The psoas abscess may be classified as primary or secondary, depending on the presence or absence of underlying disease. Since this muscle lies in close proximity to organs such as the sigmoid colon, appendix, jejunum, ureters, abdominal aorta, kidneys, pancreas, spine, and iliac lymph nodes, any underlying disease in these organs can spread secondarily to the iliopsoas muscle . In a review of 367 cases, Ricci et al noted that the most common cause of secondary psoas abscess was Crohn's disease (60%) .
The etiology of primary psoas abscess is unclear, but lymphatic and hematogenous spread of an infectious process from an occult source in the body, often associated with immunosuppressant conditions like diabetes mellitus, renal failure, intravenous drug abuse, human immunodeficiency virus infection, malignancies and other chronic illness or trauma, has been implicated .
The review of Ricci et al noted differences in the aetiology of this entity. In secondary psoas abscess, cultures are often mixed with Escherichia coli and Bacteroides spp predominating . On the other hand, Staphylococcus aureus is found in 88% of the cases of primary psoas abscess followed by streptococci (5%) and Escherichia coli (3%) . In the literature, there are other reported causes of primary psoas abscess like brucellosis, trichinosis, typhilitis, pneumococcus or MT .
Iliopsoas abscess was first described by Mynter in 1881, who referred to this as psoitis; since then, iliopsoas abscess was characteristically a well recognised complication of TB of the spine . Less frequently, tuberculous psoas abscess can be secondary to direct extension from other adjacent structures , or even haematogenous seeding from a distant site. However, the occurrence of tuberculous psoas abscess as the presenting manifestation of TB, without evidence of active infection elsewhere, has been seldom reported [6, 9, 10, 11, 12].
In the majority of these cases, as in our own case, those patients presented subacute or chronic symptoms and good general status. Although fever, abdominal or back pain and limitation of hip joint movements are the classical triad of psoas abscess, it can be presented only in 35% of all patients . Clinical suspicion, radiological study with US and CT, the last considered the gold standard, along with microbiological culture of the pus, are crucial to the diagnosis.
Besides that, ruling out another source of infection in the lung, spine, hip, genitourinary or gastrointestinal tracts should be also kept in mind. Since no tuberculous disease was found in other organs, this case was considered as a primary psoas abscess. The respiratory tract might have been the route of entry of bacilli and in an adult the reactivation of a quiescent tuberculous focus from an occult source may result in haematogenous spread of bacteria, even in the absence of a predisposing condition.
Treatment of tuberculous psoas abscess involved the use of appropriate antituberculous drugs along with drainage.

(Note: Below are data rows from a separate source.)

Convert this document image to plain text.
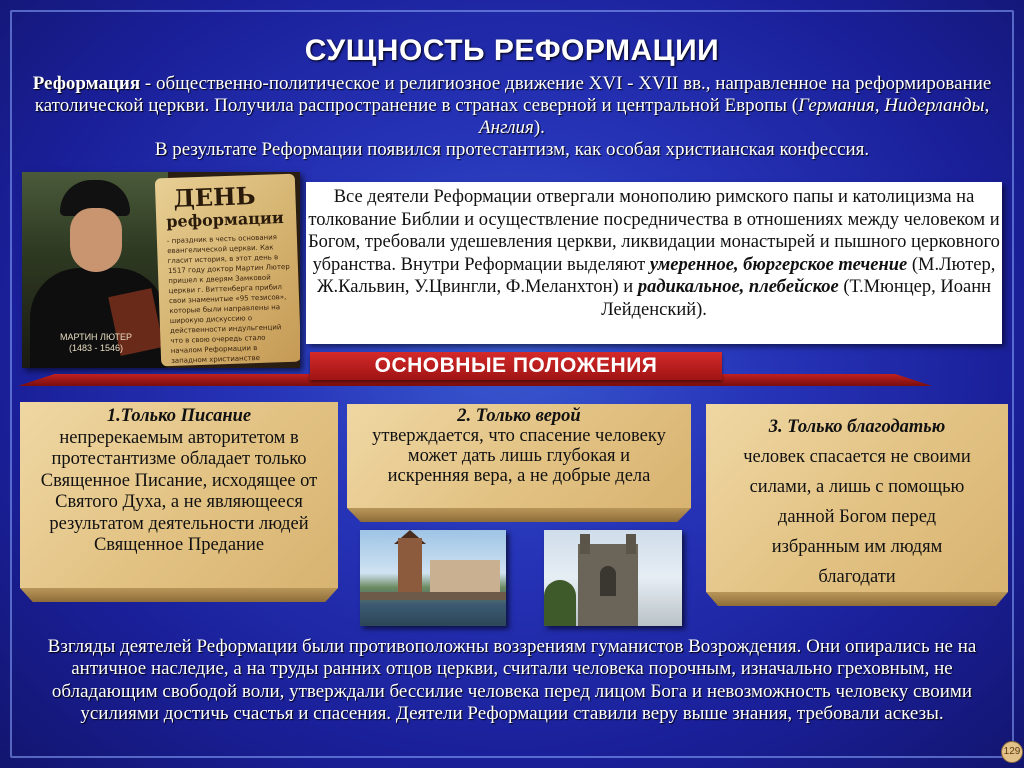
СУЩНОСТЬ РЕФОРМАЦИИ
Реформация - общественно-политическое и религиозное движение XVI - XVII вв., направленное на реформирование католической церкви. Получила распространение в странах северной и центральной Европы (Германия, Нидерланды, Англия).
В результате Реформации появился протестантизм, как особая христианская конфессия.
МАРТИН ЛЮТЕР
(1483 - 1546)
ДЕНЬ
реформации
- праздник в честь основания евангелической церкви. Как гласит история, в этот день в 1517 году доктор Мартин Лютер пришел к дверям Замковой церкви г. Виттенберга прибил свои знаменитые «95 тезисов», которые были направлены на широкую дискуссию о действенности индульгенций что в свою очередь стало началом Реформации в западном христианстве
Все деятели Реформации отвергали монополию римского папы и католицизма на толкование Библии и осуществление посредничества в отношениях между человеком и Богом, требовали удешевления церкви, ликвидации монастырей и пышного церковного убранства. Внутри Реформации выделяют умеренное, бюргерское течение (М.Лютер, Ж.Кальвин, У.Цвингли, Ф.Меланхтон) и радикальное, плебейское (Т.Мюнцер, Иоанн Лейденский).
ОСНОВНЫЕ ПОЛОЖЕНИЯ
1.Только Писание
непререкаемым авторитетом в протестантизме обладает только Священное Писание, исходящее от Святого Духа, а не являющееся результатом деятельности людей Священное Предание
2. Только верой
утверждается, что спасение человеку может дать лишь глубокая и искренняя вера, а не добрые дела
3. Только благодатью
человек спасается не своими силами, а лишь с помощью данной Богом перед избранным им людям благодати
Взгляды деятелей Реформации были противоположны воззрениям гуманистов Возрождения. Они опирались не на античное наследие, а на труды ранних отцов церкви, считали человека порочным, изначально греховным, не обладающим свободой воли, утверждали бессилие человека перед лицом Бога и невозможность человеку своими усилиями достичь счастья и спасения. Деятели Реформации ставили веру выше знания, требовали аскезы.
129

PCD has been shown to be the first line treatment of abdominal abscess, including tuberculous, which renders surgery unnecessary in many cases . Our patient underwent US guided PCD and is responding well to antituberculous therapy, which is in keeping with most of the patients reviewed in literature, which reports that primary psoas abscess seems to have a better prognosis than those secondary to other disease .
Written informed consent was obtained from the patient for publication of this case report and accompanying images. A copy of the written consent is available for review by the Editor-in-Chief of this journal.